## Blog 3

As the summer session progressed, I am going to complete the first stage of the research — data collection. This stage is especially important not only because it is the start of the project but also because the accuracy of the data will directly affect the accuracy of the result, no matter how hard we try to investigate and improve the methods. As for starters, we plan to create a template for the research first. Based on the other papers I have read, one of the most important variable is land cover, which includes bushes, rain precipitation, snow, etc. It is directly related to the distribution of population and the habitability of the region. The data of land cover is downloaded from xxx. Before conducting research myself, “data-collection” process is kind of fixed and simple in my mind, but there are many factors to be considered when I am actually searching for data of the best quality. Since we plan to make a template first, so we are going to use only a few variables for now. After downloading land cover data, based on the papers I have read, two of the other important variables are nighttime light and settlement. Since in this research, one of the main idea is that we are going to investigation how to generate a synthetic population based on various data layers available while using household as a unit instead of using individual as a unit like most of the other people do. Household is a crucial point while thinking about population distribution and even disease spread. In this case, settlement is an important variable. After collecting all these variables, we have to make sure that the data collecting time, region, and organization is corresponding to each other. Then another important step is to organise the data before aggregate all the variables together. We have to get the general population information of Liberia.

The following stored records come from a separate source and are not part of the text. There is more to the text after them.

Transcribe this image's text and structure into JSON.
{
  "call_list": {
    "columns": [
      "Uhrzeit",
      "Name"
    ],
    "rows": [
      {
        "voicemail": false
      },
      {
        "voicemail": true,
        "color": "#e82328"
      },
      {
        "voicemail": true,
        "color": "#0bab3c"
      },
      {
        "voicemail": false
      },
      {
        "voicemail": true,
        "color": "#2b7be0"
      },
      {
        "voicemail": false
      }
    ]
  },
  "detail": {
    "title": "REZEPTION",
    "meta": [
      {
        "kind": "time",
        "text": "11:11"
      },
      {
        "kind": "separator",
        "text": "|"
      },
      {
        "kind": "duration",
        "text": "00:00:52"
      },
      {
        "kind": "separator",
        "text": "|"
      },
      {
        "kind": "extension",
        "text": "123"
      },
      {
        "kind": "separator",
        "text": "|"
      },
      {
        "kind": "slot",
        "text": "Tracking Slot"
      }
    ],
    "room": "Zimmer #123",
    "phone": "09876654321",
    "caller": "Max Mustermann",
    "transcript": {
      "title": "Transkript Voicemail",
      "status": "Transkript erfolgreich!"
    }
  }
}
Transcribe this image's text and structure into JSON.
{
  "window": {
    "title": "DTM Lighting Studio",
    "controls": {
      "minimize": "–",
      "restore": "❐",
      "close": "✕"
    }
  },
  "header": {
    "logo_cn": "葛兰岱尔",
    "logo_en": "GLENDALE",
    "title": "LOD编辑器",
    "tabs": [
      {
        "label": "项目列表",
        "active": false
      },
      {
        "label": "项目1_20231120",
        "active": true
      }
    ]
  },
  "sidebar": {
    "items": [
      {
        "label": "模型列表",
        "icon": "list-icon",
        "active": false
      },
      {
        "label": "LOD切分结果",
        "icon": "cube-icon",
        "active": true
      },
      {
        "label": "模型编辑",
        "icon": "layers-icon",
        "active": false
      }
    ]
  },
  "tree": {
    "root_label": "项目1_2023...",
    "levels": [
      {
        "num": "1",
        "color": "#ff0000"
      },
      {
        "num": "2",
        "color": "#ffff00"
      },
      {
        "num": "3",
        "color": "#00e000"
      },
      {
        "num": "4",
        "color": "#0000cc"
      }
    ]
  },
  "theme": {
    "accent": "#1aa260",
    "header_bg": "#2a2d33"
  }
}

And based on that data, we have to aggregate individual or household data into clan data based on clan ID. In other words, we are going to get variable data for each clan. From there, we can aggregate all  the variable data based on clan ID using “merge” function. After working with the variable, this week just passed by.

## Blog 2

After reading some papers during the first week, I got the broad idea of the research and have some thought about it. I met with the professor for a few times. We have to know each other’s ideas and then make some more detailed plan for our future work. We all agreed that Random Forest package in R studio is very powerful and might be a good start for the research, and also narrowed down all the methods to Random Forest and Hierarchical Bayesian Model for start.

## Blog 1 — Summer research outline making

Since this my first time to do a scientific research, I am very excited and looking forward to the whole summer sessions. The main idea of this research — “Generate a spatially continuous synthetic population description for improved prediction of human movement and spread of disease” — was inspired by my COLL 150 with professor Frazier of Data Science department. So I started to talk with professor Frazier about some brief ideas about the research process. We talked for hours, which was really helpful and enlightening. We went through some topics in class during the spring semester and some inspiring thoughts of my classmates. The whole class collected many cutting-edge methodologies with promising future and some of them might be used by us.We settled down some general outlines of the research we are going to do and decided to read more about different methods and make a summary list of all the methods related.

## Generate a spatially continuous synthetic population description for improved prediction of human movement and spread of disease

R language came into my life on the first day of college last semester. In my COLL 100 Data Science Lab, I used R Studio to sort through data, make predictions about stocks of Fortune 500 companies(stocks_map), create wordclouds from twitter data(wordcloud_modern_family), project crop data onto the map of Nigeria(dominant_crop_map_lga), etc. I was amazed at how powerful R is while dealing with big data and getting conclusions out of it. As a teaching assistant in the lab this semester, I am taking Human Development seminar and diving more deeply into data science. I learned about freedom and complexity, scale of the world, and cutting-edge methodologies involved in data science. The most engaging part is putting what is discussed in the research paper into reality with R. We made three-dimensional plots of WorldPop data of Liberia and other countries. While writing annotated bibliography, literature review, and central research question through the semester, I get more and more interested in the research and feel motivated to actually deal with the gap found from the previous papers in my own research. At the meanwhile, I am also taking classes from Computer Science and Mathematics department. With all of these inspirations from classes and encouragement from Professor Tyler Frazier, I came up with the idea for the research assignment in class — “Generate a spatially continuous synthetic population description for improved prediction of human movement and spread of disease” and plan to actually do this during the summer.